図A 顧客のソフトウエア資産を守る マイコンの周辺回路の共通化を進めるとともに、開発環境を統合する。マイコンが異なっても同一の統合開発環境(IDE)を利用できるほか、デバイスドライバソフトウエアも共通化する。
ソフトウエア資産を守る方策も複数講じる。まず、マイコン上で動作するソフトウエアをユーザー企業が開発する際の負担を減らす。マイコンが異なっても同一の統合開発環境(IDE)を利用できるほか、デバイスドライバソフトウエアも共通化する(図A)。
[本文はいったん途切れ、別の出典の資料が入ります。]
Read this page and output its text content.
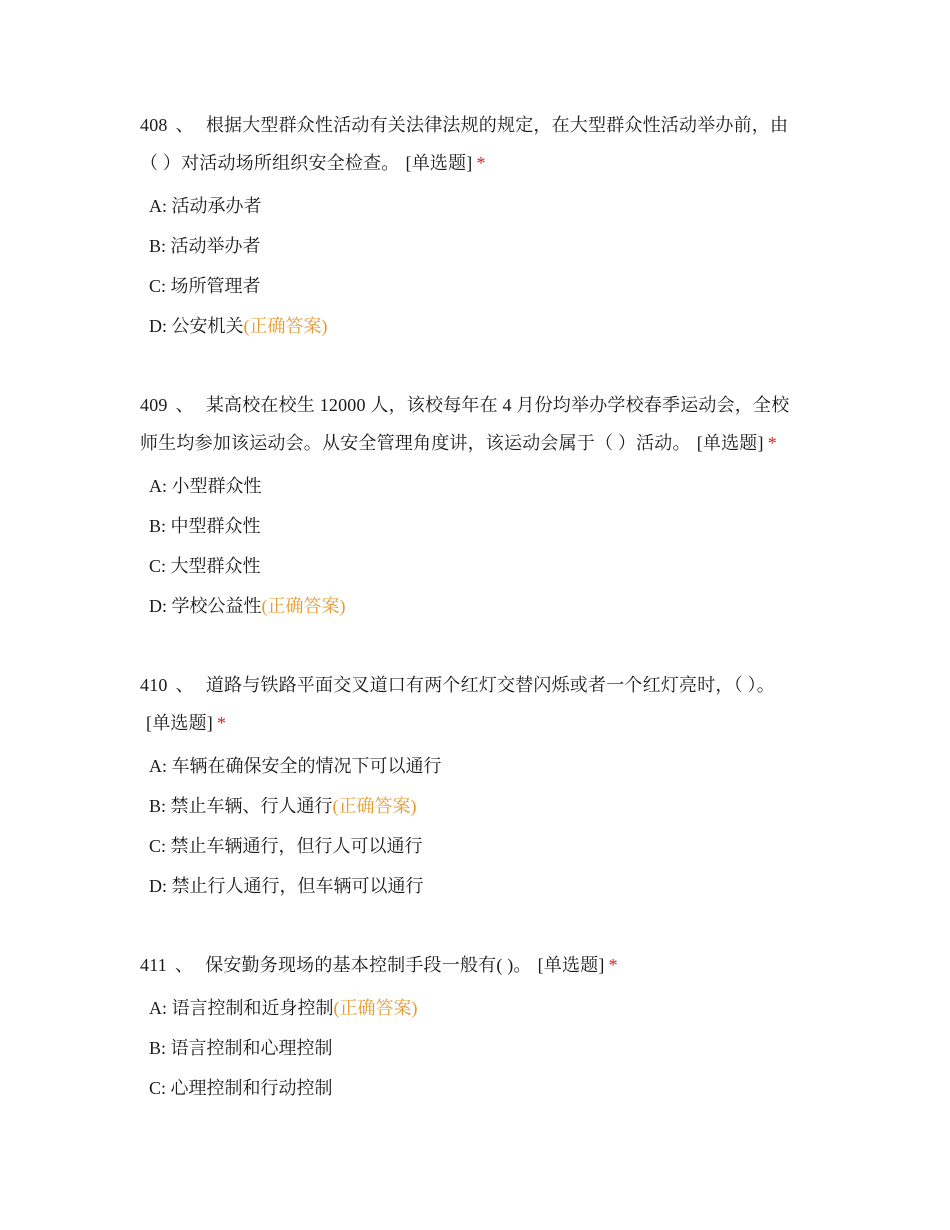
408 、 根据大型群众性活动有关法律法规的规定，在大型群众性活动举办前，由（ ）对活动场所组织安全检查。 [单选题] *

A: 活动承办者
B: 活动举办者
C: 场所管理者
D: 公安机关(正确答案)

409 、 某高校在校生 12000 人，该校每年在 4 月份均举办学校春季运动会，全校师生均参加该运动会。从安全管理角度讲，该运动会属于（ ）活动。 [单选题] *

A: 小型群众性
B: 中型群众性
C: 大型群众性
D: 学校公益性(正确答案)

410 、 道路与铁路平面交叉道口有两个红灯交替闪烁或者一个红灯亮时，（ ）。[单选题] *

A: 车辆在确保安全的情况下可以通行
B: 禁止车辆、行人通行(正确答案)
C: 禁止车辆通行，但行人可以通行
D: 禁止行人通行，但车辆可以通行

411 、 保安勤务现场的基本控制手段一般有( )。 [单选题] *

A: 语言控制和近身控制(正确答案)
B: 语言控制和心理控制
C: 心理控制和行动控制
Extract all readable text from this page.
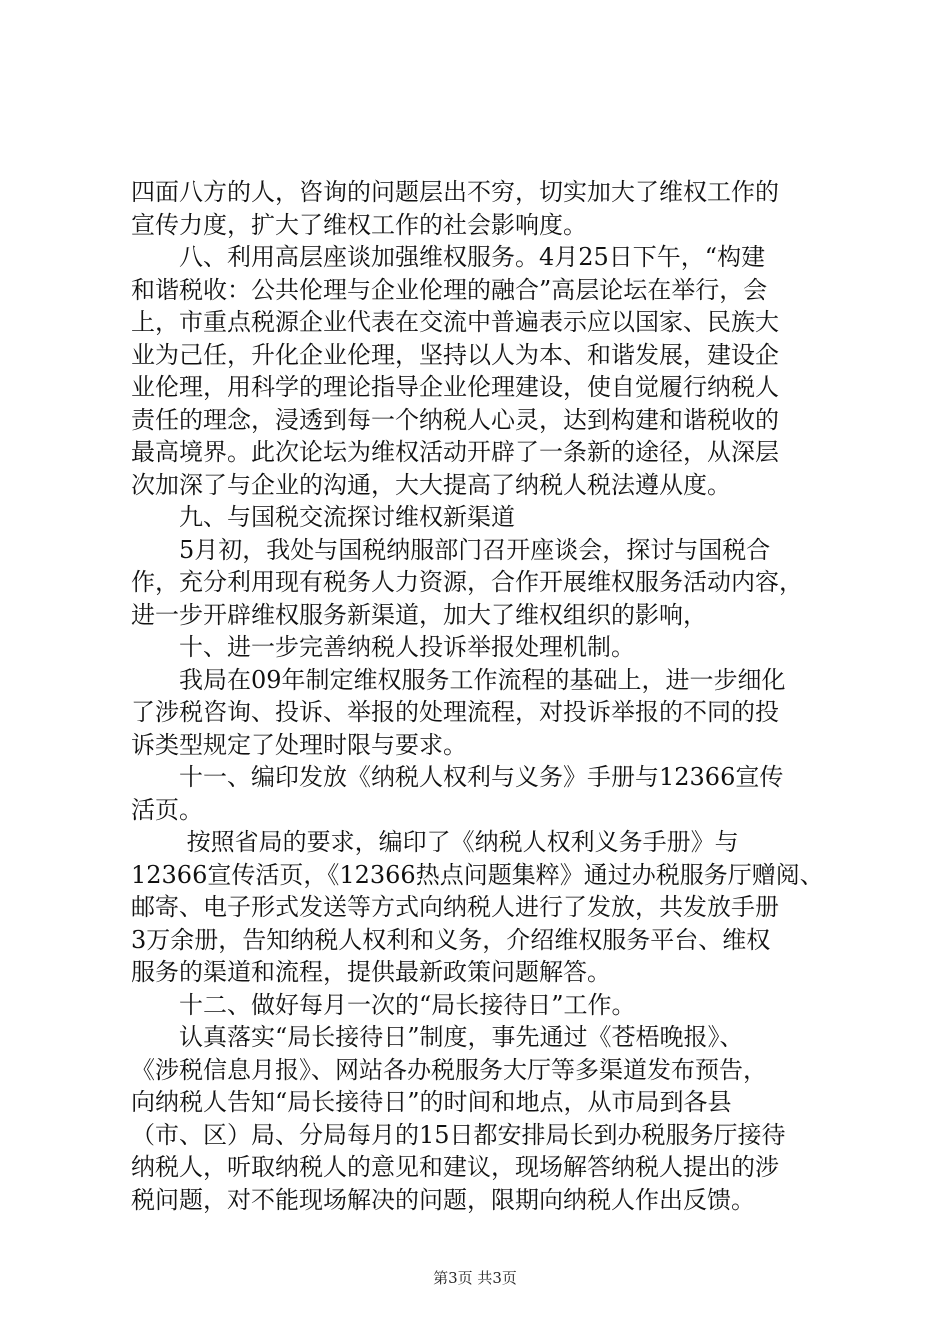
四面八方的人，咨询的问题层出不穷，切实加大了维权工作的
宣传力度，扩大了维权工作的社会影响度。
　　八、利用高层座谈加强维权服务。4月25日下午，“构建
和谐税收：公共伦理与企业伦理的融合”高层论坛在举行，会
上，市重点税源企业代表在交流中普遍表示应以国家、民族大
业为己任，升化企业伦理，坚持以人为本、和谐发展，建设企
业伦理，用科学的理论指导企业伦理建设，使自觉履行纳税人
责任的理念，浸透到每一个纳税人心灵，达到构建和谐税收的
最高境界。此次论坛为维权活动开辟了一条新的途径，从深层
次加深了与企业的沟通，大大提高了纳税人税法遵从度。
　　九、与国税交流探讨维权新渠道
　　5月初，我处与国税纳服部门召开座谈会，探讨与国税合
作，充分利用现有税务人力资源，合作开展维权服务活动内容，
进一步开辟维权服务新渠道，加大了维权组织的影响，
　　十、进一步完善纳税人投诉举报处理机制。
　　我局在09年制定维权服务工作流程的基础上，进一步细化
了涉税咨询、投诉、举报的处理流程，对投诉举报的不同的投
诉类型规定了处理时限与要求。
　　十一、编印发放《纳税人权利与义务》手册与12366宣传
活页。
　　 按照省局的要求，编印了《纳税人权利义务手册》与
12366宣传活页，《12366热点问题集粹》通过办税服务厅赠阅、
邮寄、电子形式发送等方式向纳税人进行了发放，共发放手册
3万余册，告知纳税人权利和义务，介绍维权服务平台、维权
服务的渠道和流程，提供最新政策问题解答。
　　十二、做好每月一次的“局长接待日”工作。
　　认真落实“局长接待日”制度，事先通过《苍梧晚报》、
《涉税信息月报》、网站各办税服务大厅等多渠道发布预告，
向纳税人告知“局长接待日”的时间和地点，从市局到各县
（市、区）局、分局每月的15日都安排局长到办税服务厅接待
纳税人，听取纳税人的意见和建议，现场解答纳税人提出的涉
税问题，对不能现场解决的问题，限期向纳税人作出反馈。
第3页 共3页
「当社は開発環境やドライバソフトウエア、各種共通周辺IPを提供することで、どのマイコンを利用しても同じソフトウエアが利用できるようにする。ARMコアを採用しているマイコンメーカーは多数あるが、当社のように同一のツール、同一のIPが使えるようにはなっていないため、ソフトウエアの共通化は難しいだろう」(同社)。(畑陽一郎)
関連キーワード
マイコン 関連 | マイコン | Cortex | ルネサステクノロジ | 富士通セミコンダクター | 統合開発ツール | NXPセミコンダクターズ | STMicroelectronics | Texas Instruments
Copyright © ITmedia, Inc. All Rights Reserved.
関連記事
- Appleの最新プロセッサ「A5」、倍増したチップ面積の謎に迫る(前編)
A5プロセッサは、前世代のA4プロセッサに比べてチップ面積が2.3倍と大きい。シングルコアのA4に対し、A5はデュアルコア化されている。しかしそれだけでは、ここまでチップ面積が増える説明がつかない。なぜA5はこれほどまで大型化したのか。その謎を分析する。 - Appleの最新プロセッサ「A5」、倍増したチップ面積の謎に迫る(後編)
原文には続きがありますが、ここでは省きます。